Anthropic’s recommended mitigation for users is to “monitor Claude while using the feature and stop it if you see it using or accessing data unexpectedly,” although this places the burden of security on the user. Independent AI researcher Simon Willison, reviewing the feature today on his blog, noted that Anthropic’s advice to “monitor Claude while using the feature” amounts to “unfairly outsourcing the problem to Anthropic’s users.”
Anthropic’s mitigations
Anthropic is not completely ignoring the problem, however, and it has implemented several security measures for the file-creation feature. The company has implemented a classifier that attempts to detect prompt injections and stop execution if they are detected. In addition, for Pro and Max users, Anthropic disabled public sharing of conversations that use the file-creation feature. For Enterprise users, the company implemented sandbox isolation so that environments are never shared between users. The company also limited task duration and container runtime “to avoid loops of malicious activity.”
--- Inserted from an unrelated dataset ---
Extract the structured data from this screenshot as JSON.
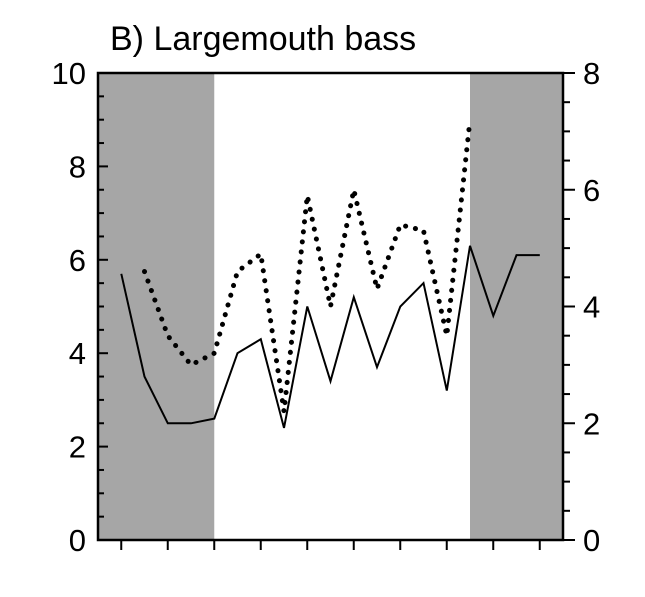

Anthropic provides an allowlist of domains Claude can access for all users, including api.anthropic.com, github.com, registry.npmjs.org, and pypi.org. Team and Enterprise administrators have control over whether to enable the feature for their organizations
Anthropic’s documentation states the company has “a continuous process for ongoing security testing and red-teaming of this feature.” The company encourages organizations to “evaluate these protections against their specific security requirements when deciding whether to enable this feature.”
Prompt injections galore
Even with Anthropic’s security measures, Willison says he’ll be cautious. “I plan to be cautious using this feature with any data that I very much don’t want to be leaked to a third party, if there’s even the slightest chance that a malicious instruction might sneak its way in,” he wrote on his blog.
We covered a similar potential prompt-injection vulnerability with Anthropic’s Claude for Chrome, which launched as a research preview last month. For enterprise customers considering Claude for sensitive business documents, Anthropic’s decision to ship with documented vulnerabilities suggests competitive pressure may be overriding security considerations in the AI arms race.
That kind of “ship first, secure it later” philosophy has caused frustrations among some AI experts like Willison, who has extensively documented prompt-injection vulnerabilities (and coined the term). He recently described the current state of AI security as “horrifying” on his blog, noting that these prompt-injection vulnerabilities remain widespread “almost three years after we first started talking about them.”
In a prescient warning from September 2022, Willison wrote that “there may be systems that should not be built at all until we have a robust solution.” His recent assessment in the present? “It looks like we built them anyway!”
This story was updated on September 10, 2025 at 9:50 AM to correct information about Anthropic’s red-teaming efforts and to add detail to Anthropic’s mitigation measures.